You shouted, “Yes!” and fist pumped. Peyton Manning threw his second interception.
Your heart leapt for joy. Richard Sherman lay writhing in a heap.
You alternately rejoiced or mourned as superhumans on display rose or toppled in glorious, otherworldly fashion. In the Colliseum of our day. The altar of pop culture achievement. The Super Bowl.
If you’re like the rest of us, you picked a team to champion long before the game began. But it probably wasn’t for love of the sport. Most of us who aren’t Denver or Seattle fans couldn’t have cared less about the two teams. We chose who we could oppose as much as any technical aspect of throwing or catching, punting or tackling, worth rooting for.
You chose who you’d love and who you’d hate based on some random connection — college affiliation, jersey color, or flavor of Doritos slot in the preceding commercial break.
Maybe you’re a Dolphins fan and you’re partial to your old friend Wes Welker darting like a jackrabbit. Maybe clean cut Peyton makes it look too easy. Maybe Sherman’s outburst scared you into cultural disapproval. Maybe you posed for a picture with Percy Harvin at Florida and forced your star-struck friend to hold the camera. Maybe you don’t like how Pete Carroll tainted USC. Maybe you’re bitter the Broncos traded Tebow. Maybe a thousand big and little things that make you love one set of colors and hate, with double-fist-pump rage and curses, that other dread set of colors.
Maybe this game is much too real for us. And yet not real enough.
You have to have a hero. You have to choose a villian. Because you are just like me.
And though we’ll never play a down, for three and a half hours this will be our bitter, screaming, consuming, infuriating, euphoric, black hole swallowing end.

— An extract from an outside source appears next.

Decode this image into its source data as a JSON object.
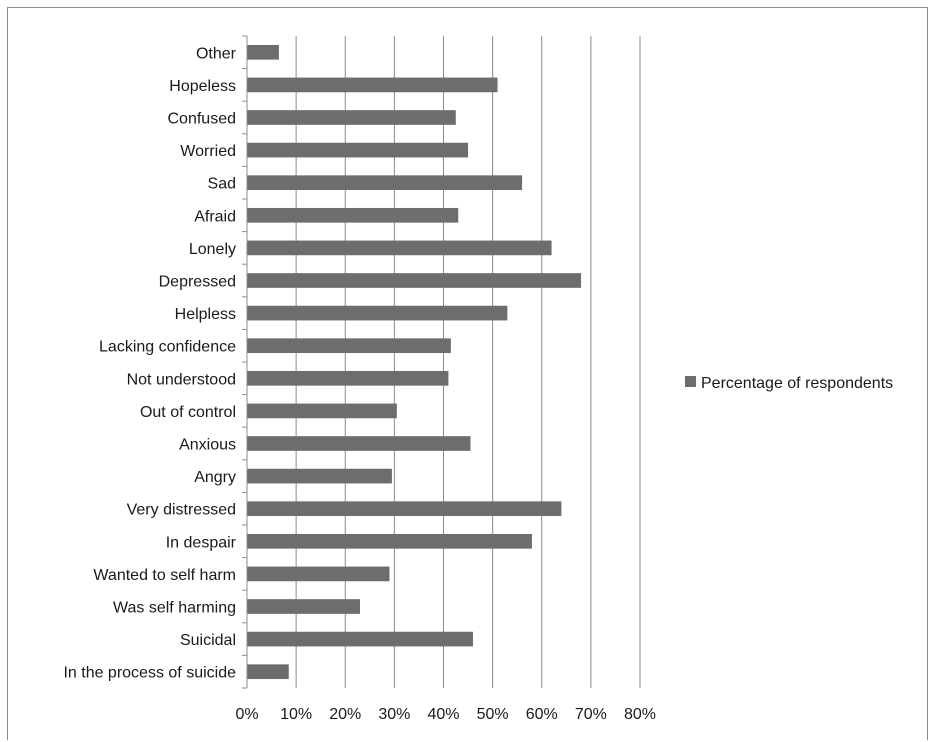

There’s more to this than football.
Oh, I imagine we know deep down there’s nothing so awful or evil about Richard Sherman that we should celebrate when he falls into a contorted heap of pain. Or groan when he’s in for the next play, batting down passes. And there’s nothing that should make us hate a man who throws effortless touchdowns like Kobayashi throws down hot dogs. 50 per showing. Or love him because his Buick commercials make him more approachable than a guy with an UGGs contract and a supermodel wife.
Aw, we have one heck of a buy-in to all this. It takes a television interview or church attendance or college degree or geographical location or brand of pickup or choice of charity or girlfriend or tattoo or birthmark or pimple or way of holding a fork for us to alternately make a demon or god out of a man on the screen in front of us.
A human being. No, not a human being. A hero or villian. A mask who fits a narrative we create. The mask, merely a projection of the heart and dreams we hold.
The reflection off the screen in front of us, our own.
We fight for every yard with everything we hold dear and in the next squander it away in a rash of unnecessary violence and excessive celebration. All without lifting a finger in our beer can-littered living room.
The final score an indictment or exoneration. Of us. Though we’ll never even walk through stretches, we’ll hold our head high or hang it in disgust.
We need to win. We must win. That guy went to my university. This one’s the real thing. This arbitrary set of irrelevant data points that intersects with me.
Could it be we see something of ourselves in the pretty boy with nice passes or the vicious, roaring competitor?
Or could it be there’s something much more valuable we’ve hidden beneath these intersecting data points — that we desperately hope, like a giant dream clashing with titan dream-catchers, we can still win?
Each of us holds a candle of promise, flickering in the wisp of a last second pass that will be either caught or deflected. A future still possible or soon to be deferred. Held in the hands of our heroes and villians.
Perhaps we’ve got the game wrong. Perhaps it’s more about us than it should be, but less about us than it ever will, as long as we let it do our fighting and stretching and groaning and writhing for us. Perhaps it’s time we get a little unhinged and pull out our own dirty cleats and find out if we still can win, after all. Perhaps this stage, and the combatants on it — a God, a demon, a showdown, a triumph of intense, raw emotion — was written on our hearts before it was ever measured in ratings.
And perhaps we’re invited in by a Hero. To enter the arena. To writhe. To rise.
Perhaps that’s what is reflected in our now-black TV screens. What Richard Sherman and Peyton Manning were never meant to be to us — never could be — why they were meant to fail us in some way, whether by winning or losing or simply becoming less godlike.
Perhaps there is more to this than football. And perhaps, if we simply wait for next season, there never will be.